Prominent Prisoner of Conscience Arrested for Exposing Pandemic Severity
On April 2, 2021, Ms. Xu Na was indicted alongside ten other Beijing Falun Gong practitioners for publishing photos and articles online that exposed the severity of the pandemic in China.
For months after her arrest in July, 2020, Xu’s whereabouts were unknown as she disappeared into China’s security apparatus.
Xu is an award-winning artist and prominent prisoner of conscience. Her late husband, Mr. Yu Zhou, was an alumnus of the prestigious Beijing University and musician of a popular folk singing group, died in police custody in 2008 for their shared faith.
Persecution Accounts
Xu’s first arrest was in 2001, after providing shelter for out-of-town Falun Gong practitioners who came to Beijing to peacefully appeal for their faith.
She was sentenced to five years in November 2001 and served time in Beijing Women’s Prison, where she was put in solitary confinement, deprived of sleep, not allowed to take showers, and denied family visits.
On January 26, 2008, as Xu and her husband were on their way home from a concert, they were arrested by police. Yu died in custody 11 days later, at the age of 42. His family was not allowed to see his body and his case became widely reported by Western media, including the New York Times, Associated Press, and others.

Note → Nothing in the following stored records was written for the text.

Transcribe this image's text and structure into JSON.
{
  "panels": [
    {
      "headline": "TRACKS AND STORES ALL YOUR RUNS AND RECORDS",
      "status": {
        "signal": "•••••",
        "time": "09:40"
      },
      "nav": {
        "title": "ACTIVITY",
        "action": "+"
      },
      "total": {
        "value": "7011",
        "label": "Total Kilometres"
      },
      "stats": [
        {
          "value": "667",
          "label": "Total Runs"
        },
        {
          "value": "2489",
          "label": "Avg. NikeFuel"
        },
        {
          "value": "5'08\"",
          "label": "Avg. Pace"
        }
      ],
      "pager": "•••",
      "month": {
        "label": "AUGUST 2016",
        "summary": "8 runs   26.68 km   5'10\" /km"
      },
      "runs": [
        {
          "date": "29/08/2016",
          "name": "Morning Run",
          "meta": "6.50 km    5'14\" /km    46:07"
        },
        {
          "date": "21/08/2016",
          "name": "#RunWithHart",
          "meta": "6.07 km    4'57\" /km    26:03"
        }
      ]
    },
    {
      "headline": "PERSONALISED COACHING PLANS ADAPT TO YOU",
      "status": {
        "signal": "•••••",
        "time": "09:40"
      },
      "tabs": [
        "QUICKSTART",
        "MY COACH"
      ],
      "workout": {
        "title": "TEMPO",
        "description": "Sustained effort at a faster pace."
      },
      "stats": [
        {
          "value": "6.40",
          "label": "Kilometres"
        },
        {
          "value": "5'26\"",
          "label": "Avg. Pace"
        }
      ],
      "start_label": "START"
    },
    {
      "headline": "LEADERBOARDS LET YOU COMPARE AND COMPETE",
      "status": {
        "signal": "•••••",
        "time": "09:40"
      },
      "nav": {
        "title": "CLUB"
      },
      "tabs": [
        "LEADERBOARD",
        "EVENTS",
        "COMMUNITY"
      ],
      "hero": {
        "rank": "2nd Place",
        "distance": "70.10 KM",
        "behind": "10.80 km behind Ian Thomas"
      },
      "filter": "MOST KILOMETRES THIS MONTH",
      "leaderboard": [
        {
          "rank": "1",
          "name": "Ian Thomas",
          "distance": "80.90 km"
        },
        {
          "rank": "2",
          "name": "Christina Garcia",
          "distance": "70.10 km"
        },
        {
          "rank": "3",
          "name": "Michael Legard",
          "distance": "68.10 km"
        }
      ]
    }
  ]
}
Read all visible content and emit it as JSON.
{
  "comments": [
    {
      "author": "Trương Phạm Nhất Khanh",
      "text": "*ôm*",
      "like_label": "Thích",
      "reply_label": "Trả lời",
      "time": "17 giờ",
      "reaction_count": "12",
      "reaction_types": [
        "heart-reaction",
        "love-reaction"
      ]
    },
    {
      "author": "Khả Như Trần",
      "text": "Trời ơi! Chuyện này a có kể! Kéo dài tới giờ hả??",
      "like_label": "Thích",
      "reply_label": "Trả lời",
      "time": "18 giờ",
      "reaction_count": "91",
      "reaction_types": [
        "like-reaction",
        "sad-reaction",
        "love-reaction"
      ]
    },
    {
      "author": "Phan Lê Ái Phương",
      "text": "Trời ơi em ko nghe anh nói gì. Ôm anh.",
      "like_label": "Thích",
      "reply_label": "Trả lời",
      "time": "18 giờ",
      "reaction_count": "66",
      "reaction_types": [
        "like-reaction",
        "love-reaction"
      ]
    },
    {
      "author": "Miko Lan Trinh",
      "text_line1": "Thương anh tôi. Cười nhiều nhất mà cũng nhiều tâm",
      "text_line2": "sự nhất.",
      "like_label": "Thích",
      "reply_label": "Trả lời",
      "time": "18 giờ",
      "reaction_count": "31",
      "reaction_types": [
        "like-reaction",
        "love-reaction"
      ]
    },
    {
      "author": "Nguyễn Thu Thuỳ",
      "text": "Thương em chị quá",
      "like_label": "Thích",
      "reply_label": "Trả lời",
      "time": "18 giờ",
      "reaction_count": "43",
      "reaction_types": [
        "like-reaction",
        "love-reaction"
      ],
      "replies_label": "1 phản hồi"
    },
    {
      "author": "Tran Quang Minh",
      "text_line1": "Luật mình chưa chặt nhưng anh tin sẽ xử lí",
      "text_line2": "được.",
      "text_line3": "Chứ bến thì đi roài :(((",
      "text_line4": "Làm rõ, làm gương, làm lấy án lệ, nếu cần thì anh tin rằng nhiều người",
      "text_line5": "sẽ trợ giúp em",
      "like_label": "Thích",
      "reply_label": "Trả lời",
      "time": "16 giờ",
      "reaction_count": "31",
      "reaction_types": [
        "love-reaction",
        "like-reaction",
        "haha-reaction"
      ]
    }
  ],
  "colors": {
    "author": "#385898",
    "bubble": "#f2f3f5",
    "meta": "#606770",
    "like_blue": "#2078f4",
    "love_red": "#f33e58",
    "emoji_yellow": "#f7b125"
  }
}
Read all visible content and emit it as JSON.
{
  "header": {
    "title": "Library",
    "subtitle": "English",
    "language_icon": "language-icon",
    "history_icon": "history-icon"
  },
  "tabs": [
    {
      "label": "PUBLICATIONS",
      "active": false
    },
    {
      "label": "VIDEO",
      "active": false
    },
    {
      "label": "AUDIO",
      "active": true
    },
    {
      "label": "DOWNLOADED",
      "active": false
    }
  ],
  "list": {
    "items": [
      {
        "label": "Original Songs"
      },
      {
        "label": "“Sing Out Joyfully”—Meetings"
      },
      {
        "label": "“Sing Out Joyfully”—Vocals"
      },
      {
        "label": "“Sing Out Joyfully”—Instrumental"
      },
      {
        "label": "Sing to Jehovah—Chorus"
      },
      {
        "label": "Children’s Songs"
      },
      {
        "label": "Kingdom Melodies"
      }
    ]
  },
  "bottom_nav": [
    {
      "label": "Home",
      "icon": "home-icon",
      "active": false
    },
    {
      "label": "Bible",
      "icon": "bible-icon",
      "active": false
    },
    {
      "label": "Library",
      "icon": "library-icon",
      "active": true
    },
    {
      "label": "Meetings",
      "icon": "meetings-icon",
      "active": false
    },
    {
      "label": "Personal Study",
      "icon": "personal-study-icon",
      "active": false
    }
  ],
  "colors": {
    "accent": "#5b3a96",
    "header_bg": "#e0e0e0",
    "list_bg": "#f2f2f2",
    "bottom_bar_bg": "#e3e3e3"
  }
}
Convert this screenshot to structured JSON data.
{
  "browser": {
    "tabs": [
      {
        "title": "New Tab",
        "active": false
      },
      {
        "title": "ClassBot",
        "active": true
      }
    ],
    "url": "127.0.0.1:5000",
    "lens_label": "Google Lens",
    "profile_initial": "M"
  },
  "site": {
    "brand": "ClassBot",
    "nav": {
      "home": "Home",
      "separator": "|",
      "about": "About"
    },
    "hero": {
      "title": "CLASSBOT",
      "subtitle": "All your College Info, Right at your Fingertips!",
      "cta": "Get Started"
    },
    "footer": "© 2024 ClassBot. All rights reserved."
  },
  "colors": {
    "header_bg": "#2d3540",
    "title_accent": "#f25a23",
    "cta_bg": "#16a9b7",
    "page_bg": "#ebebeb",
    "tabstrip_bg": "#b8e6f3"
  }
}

Due to the publicity of Yu’s death, authorities frequently harassed Xu’s parents and threatened them against speaking with foreign journalists.
Meanwhile, Xu continued to be incarcerated, before being sentenced to three years on November 25, 2008. She was then transferred to the Beijing City Detention Center, the notorious “7th Branch” of the Beijing City Police Department where “important prisoners” are detained.
Most Recent Arrest and Indictment
Xu was arrested alongside ten other Falun Gong practitioners on July 20, 2020, the 21st anniversary of the Chinese Communist Party’s persecution of Falun Gong.
Many of the arrested practitioners were young adults in their 20s who were artists and musicians, and graduates from several prestigious universities. They were targeted for publishing articles online to expose the severity of the pandemic in China.
The cases of the practitioners were returned twice by the prosecutor upon insufficient evidence, before a third trial by the Dongcheng District Protectorate.
At the trial, the presiding judge ruled that case documents could only be reviewed if all the lawyers representing the defendants were present at the court at the same time. Additionally, lawyers could not make copies or take photos of the documents, nor would the court provide any copies of the files.
A few lawyers filed complaints against the rulings, as Chinese law grants lawyers the right to review and make copies of case files at their convenience and prohibits procuratorates and courts from limiting the duration or number of times lawyers can review case files.
The lawyers’ complaints, however, were not addressed by the relevant agencies and the eleven practitioners were indicted on April 2, 2021, under the charge of “undermining law enforcement with a heretical organization” — a vaguely worded law often used to incarcerate Falun Gong practitioners.
The defendants now face trial by the Dongcheng City Court.
A Righteous Stance
On April 22, 2021, human rights lawyer Mr. Liang Xiaojun visited Xu at the Dongcheng District Detention Center.
According to Liang, Xu said: “I endured eleven kinds of torture and walked out of the prison alive. In the past 22 years, how many wives have been separated from their husbands and how many families have fallen apart. And how many have been tortured, injured or beaten into disability. [All of their suffering] was simply because we posses a book [the teaching of Falun Gong], a DVD, a software to break the internet censorship in China, or a name list of people who have been tortured to death for their faith. What kind of government is this? What is it afraid of?”
In addition to Xu’s husband, five of her friends who practice Falun Gong have also been tortured to death. They include Mr. Peng Min of Wuhan City, Hubei Province; Mr. Huang Xiong of Hunan Province; Ms. Shen Jianli; Ms. Li Li; and Ms. Dong Cuifang, a 29-year-old doctor who died in prison.
Xu also shared with her lawyer, “I can’t stay silent to protect my own interest. Anyone in society should have a moral judgment of unfair things unrelated to them. This is the basic responsibility for being a decent person. If I identify with such a government (the Chinese communist regime), then I’m not a decent person.”